IPED Lecture Series to Focus on Global ConservationContact: Michele Snipe
Feb. 1 Panel to Examine the Pros and Cons of Genetically Modified Seeds
NEW YORK— The International Political Economy and Development Program (IPED) at Fordham University is hosting a lecture, "Feeding the World Through Genetically Modified Seeds," on Tuesday, Feb. 1, at 7 p.m. in the 12th-floor lounge of the Leon Lowenstein building on the Lincoln Center campus, 113 W. 60th St. This lecture is the second in a five-part series, all of which are free and open to the public.
The presentation will examine the pros and cons of using genetically modified seeds to feed populations currently going hungry. Panelists will include Margaret Mellon, Ph.D., the director of the Food and Environment Program at the Union of Concerned Scientists; Bill Christison, treasurer and former president of the National Family Farm Coalition; Anne Radcliff, Ph.D., a program associate for the Pew Initiative on Food and Biotechnology; and Alessandro Pellegrineschi, Ph.D., research director for transgenics at the International Maize and Wheat Improvement Center.
DATE: TUESDAY, FEB. 1
TIME: 7 P.M.
PLACE: 12TH-FLOOR LOUNGE, LEON LOWENSTEIN BUILDING
113 W. 60TH STREET, NEW YORK, N.Y.
The three upcoming lectures are "Water: A World Without," on March 1; "Conservation and the Law: Land Rights, Enforcement, Intellectual Property," on April 5; and "The Impact of Subsidies and Trade Arrangements on Conservation," on May 17. The series will culminate in a three-day conference, "The State of Our World: New Strategies for Development," June 16 to 18 on the Rose Hill campus.
Each lecture will be held at 7 p.m. in the 12th-floor lounge of the Leon Lowenstein building on the Lincoln Center campus. Reservations are required. For a complete listing of events and speakers, and to make a reservation, visit the IPED website at www.fordham.edu/IPED.

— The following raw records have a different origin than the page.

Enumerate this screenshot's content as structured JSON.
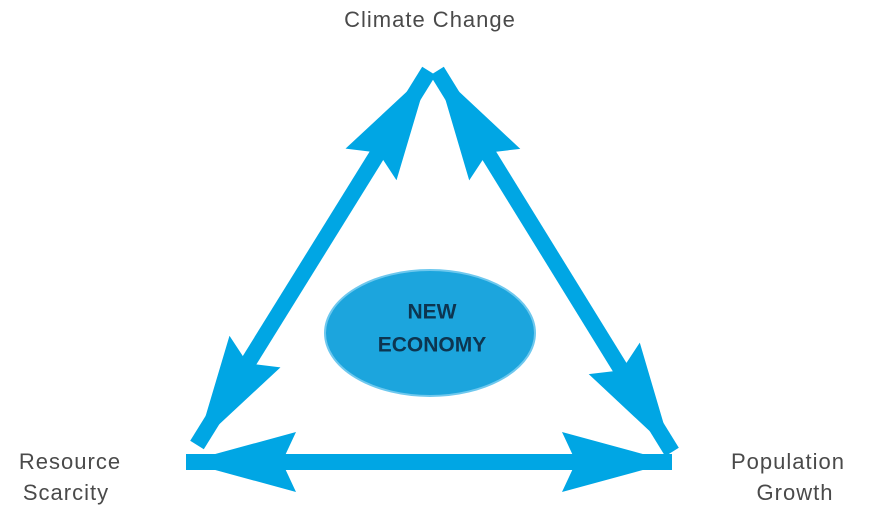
{
  "nodes": [
    {
      "lines": [
        "Climate Change"
      ]
    },
    {
      "lines": [
        "Resource",
        "Scarcity"
      ]
    },
    {
      "lines": [
        "Population",
        "Growth"
      ]
    }
  ],
  "center": {
    "lines": [
      "NEW",
      "ECONOMY"
    ]
  }
}
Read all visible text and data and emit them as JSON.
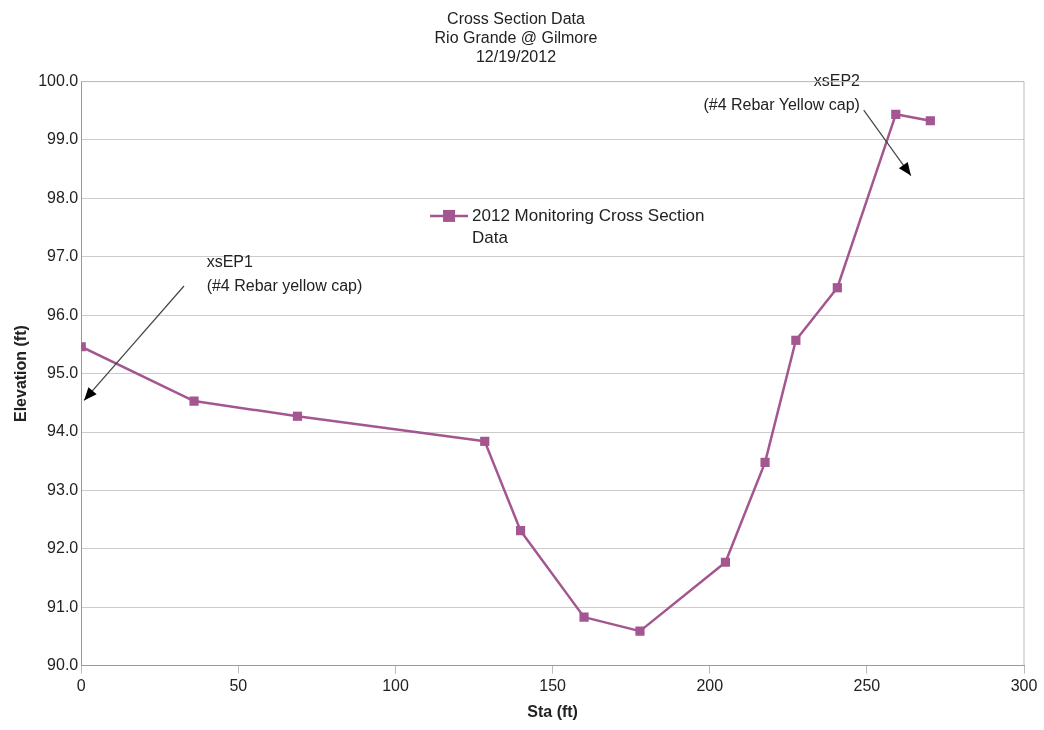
{
  "chart_data": {
    "type": "line",
    "title": "Cross Section Data\nRio Grande @ Gilmore\n12/19/2012",
    "xlabel": "Sta (ft)",
    "ylabel": "Elevation (ft)",
    "x": [
      0,
      35.9,
      68.8,
      128.4,
      139.8,
      160.0,
      177.8,
      205.0,
      217.6,
      227.4,
      240.6,
      259.2,
      270.2
    ],
    "series": [
      {
        "name": "2012 Monitoring Cross Section Data",
        "color": "#a3568f",
        "values": [
          95.46,
          94.53,
          94.27,
          93.84,
          92.31,
          90.83,
          90.59,
          91.77,
          93.48,
          95.57,
          96.47,
          99.44,
          99.33
        ]
      }
    ],
    "xlim": [
      0,
      300
    ],
    "xticks": [
      0,
      50,
      100,
      150,
      200,
      250,
      300
    ],
    "ylim": [
      90,
      100
    ],
    "yticks": [
      {
        "value": 90,
        "label": "90.0"
      },
      {
        "value": 91,
        "label": "91.0"
      },
      {
        "value": 92,
        "label": "92.0"
      },
      {
        "value": 93,
        "label": "93.0"
      },
      {
        "value": 94,
        "label": "94.0"
      },
      {
        "value": 95,
        "label": "95.0"
      },
      {
        "value": 96,
        "label": "96.0"
      },
      {
        "value": 97,
        "label": "97.0"
      },
      {
        "value": 98,
        "label": "98.0"
      },
      {
        "value": 99,
        "label": "99.0"
      },
      {
        "value": 100,
        "label": "100.0"
      }
    ],
    "grid": "y",
    "legend": "top",
    "marker": "square",
    "line_style": "solid",
    "annotations": [
      "xsEP1\n(#4 Rebar yellow cap)",
      "xsEP2\n(#4 Rebar Yellow cap)"
    ]
  }
}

Established in 1979, IPED was founded in the Jesuit tradition of pursuing open intellectual discourse for the betterment of the world. The program prepares students to work as administrators and analysts for a wide range of international organizations involved in the global economy or international development issues.

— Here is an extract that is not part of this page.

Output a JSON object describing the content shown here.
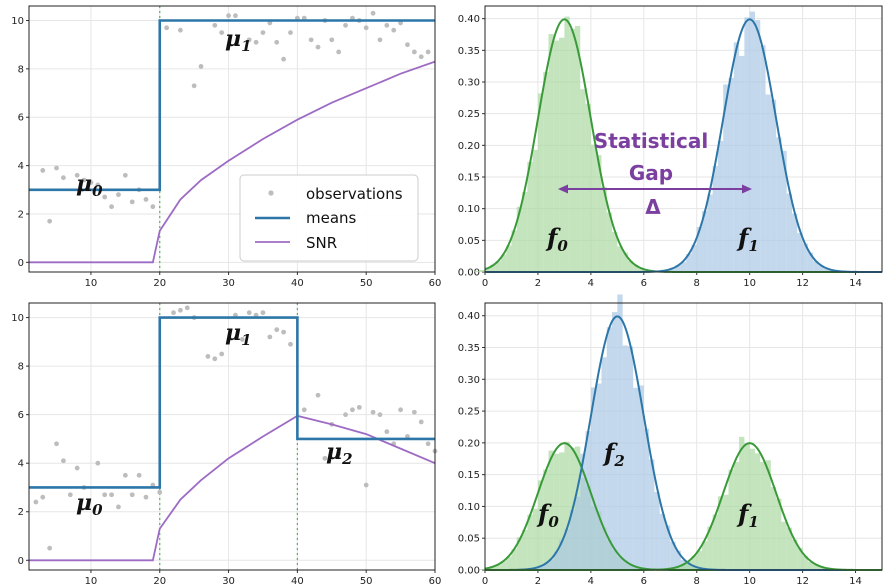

Founded in 1841, Fordham is the Jesuit University of New York, offering exceptional education distinguished by the Jesuit tradition to approximately 15,800 students in its five undergraduate colleges and its six graduate and professional schools. It has residential campuses in the Bronx, Manhattan and Tarrytown, and the Louis Calder Center Biological Field Station in Armonk, N.Y.